Our Corrupt FBI Is Here to Stay

AP Photo/Jose Luis Magana, File

Despite promises and calls for abolishing the Federal Bureau of Investigation, the likelihood is that this particular corrupt agency is here to stay. This, despite every act of FBI corruption that has come to light in recent years. At this moment, there does not seem to be the political will to address the Bureau’s malfeasance, even though studies show a rapid decline in trust in the institution.

To begin with, recent reports suggest that the FBI used surveillance powers improperly to search for information on a U.S. senator, state lawmaker, and state judge without proper authorization. The FBI’s misuse of Section 702 of the Foreign Intelligence Surveillance Act has raised concerns about its reauthorization.

The news comes after reports revealed that the Bureau has been abusing Section 702 willy-nilly to conduct warrantless surveillance on Americans:

The FBI improperly used surveillance powers to conduct searches for information on a U.S. senator, a state lawmaker and a state judge, according to court records released Friday as part of a public records request.

The FBI’s improper use of Section 702 of the Foreign Intelligence Surveillance Act (FISA) was documented in an opinion from the Foreign Intelligence Surveillance Court (FISC) and is sure to pose challenges for an intelligence community lobbying for the reauthorization for what it sees as one of its most vital tools.

The tool — which allowed for warrantless spying on foreigners located abroad — has long been criticized as a backdoor tool for gaining information on Americans who may be communicating with those being surveilled.

And critics complain the information gathered by the agency through 702 is too easily tapped for investigations with no foreign nexus.

The FISC outlined three examples of instances where FBI personnel conducted searches of “sensitive query terms,” like those of U.S. public officials or candidates, without first seeking approval from the FBI’s deputy director.

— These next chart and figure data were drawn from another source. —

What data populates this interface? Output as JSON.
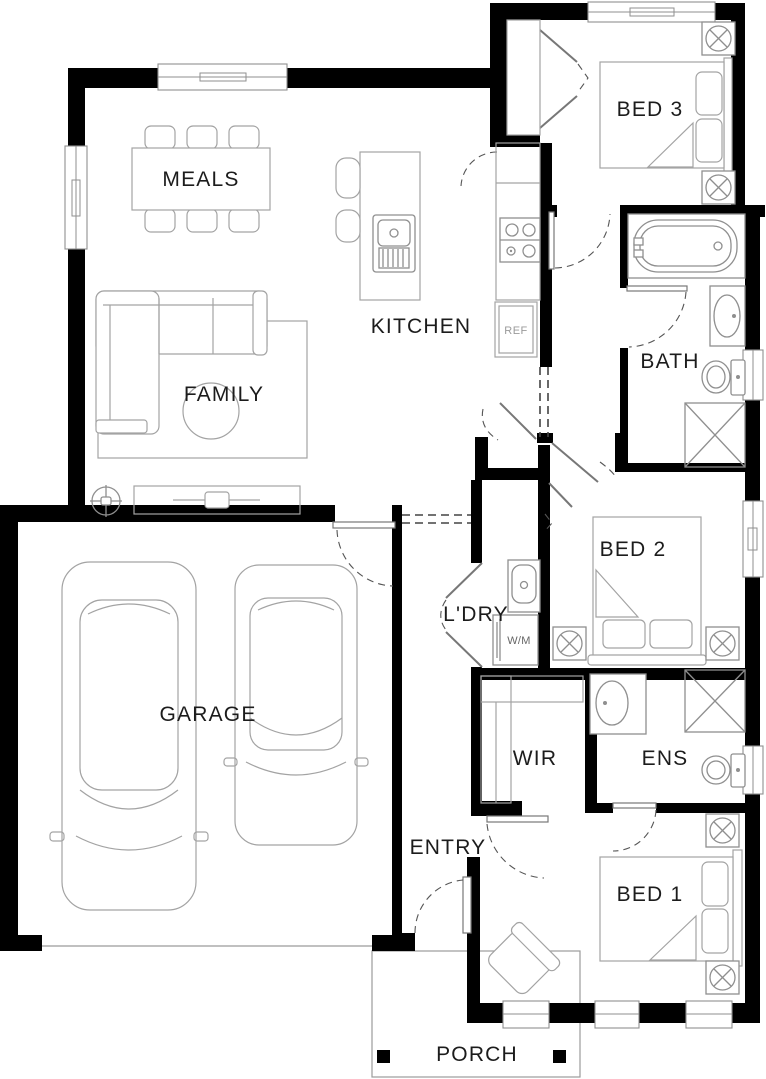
{
  "floorplan": {
    "rooms": {
      "meals": {
        "label": "MEALS"
      },
      "kitchen": {
        "label": "KITCHEN"
      },
      "family": {
        "label": "FAMILY"
      },
      "garage": {
        "label": "GARAGE"
      },
      "laundry": {
        "label": "L'DRY"
      },
      "wir": {
        "label": "WIR"
      },
      "ens": {
        "label": "ENS"
      },
      "entry": {
        "label": "ENTRY"
      },
      "bath": {
        "label": "BATH"
      },
      "bed1": {
        "label": "BED 1"
      },
      "bed2": {
        "label": "BED 2"
      },
      "bed3": {
        "label": "BED 3"
      },
      "porch": {
        "label": "PORCH"
      }
    },
    "appliances": {
      "fridge": "REF",
      "washer": "W/M"
    },
    "colors": {
      "wall": "#000000",
      "furniture_line": "#a3a3a3",
      "label_text": "#1c1c1c",
      "appliance_text": "#9a9a9a",
      "background": "#ffffff"
    }
  }
}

Section 702 allows warrantless spying on foreigners but has been criticized for potential surveillance of Americans. The FBI conducted searches on sensitive query terms of public officials without approval, drawing criticism from the American Civil Liberties Union (ACLU), which called for fundamental reforms during the reauthorization debate.

You might also remember when the FBI faced criticism for an internal memo from its Richmond field office that targeted U.S. Catholics attending traditional Latin Mass, associating them with violent extremists. The memo was based on information from the Southern Poverty Law Center, raising concerns about religious profiling.

While FBI Director Christopher Wray ordered the memo’s withdrawal, the FBI refused to release related records in response to a Freedom of Information Act (FOIA) request. Many Catholics attending the Latin Mass feel their religious freedom is at risk and expect more support from President Joe Biden, who is ostensibly a Catholic, but he remained silent on the issue.

This is only a small smattering of the type of abuses the FBI has engaged in. In recent times, the FBI’s actions have come under intense scrutiny for its improper surveillance of Americans, targeting individuals based on religion, political affiliation, and its evident bias in investigations involving former President Trump and pro-life activists. Now, the Bureau has lost so much credibility that even “law and order” conservatives have turned on the highest law enforcement agency in the land.

Conservatives, in particular, have become increasingly disillusioned with the FBI, as it has been accused of political bias in its handling of investigations involving President Trump and pro-life activists. The perception of the Bureau being embroiled in partisan politics further erodes public trust and raises questions about its ability to remain impartial in its duties.

These revelations have led to growing public discontent and calls for the abolishment of the agency coming from prominent conservatives in government and the media. Some presidential candidates, like Vivek Ramaswamy, have vowed to dismantle the FBI. Florida Gov. Ron DeSantis declared that, if elected, he would “have a new FBI director on day one” and is working on a plan to reform the Bureau and the Justice Department. Still, the reality is that the Bureau is likely here to stay, even if the public demands change.

Amid the mounting public dissatisfaction and calls for abolition, it is unlikely that any major presidential candidate will seriously entertain the idea of dismantling the FBI, despite Ramaswamy’s bold promise to do so. Defenders of the agency might cite political considerations, practical challenges, and the need for national security to explain why the Bureau must remain.

Unfortunately, despite the fact that Americans no longer have the level of faith in the FBI that they had previously, there is still not enough political will to push our elected officials to undertake such an initiative.

To wrap it up, the FBI’s misconduct in illegally surveilling Americans and targeting individuals based on religion and political affiliation has understandably fueled public support for its abolishment. However, the persisting perception that the FBI plays a crucial role in safeguarding national security makes it unlikely for any presidential candidate to follow through on such a drastic step. The question that must be asked is: How much more FBI corruption is America willing to take?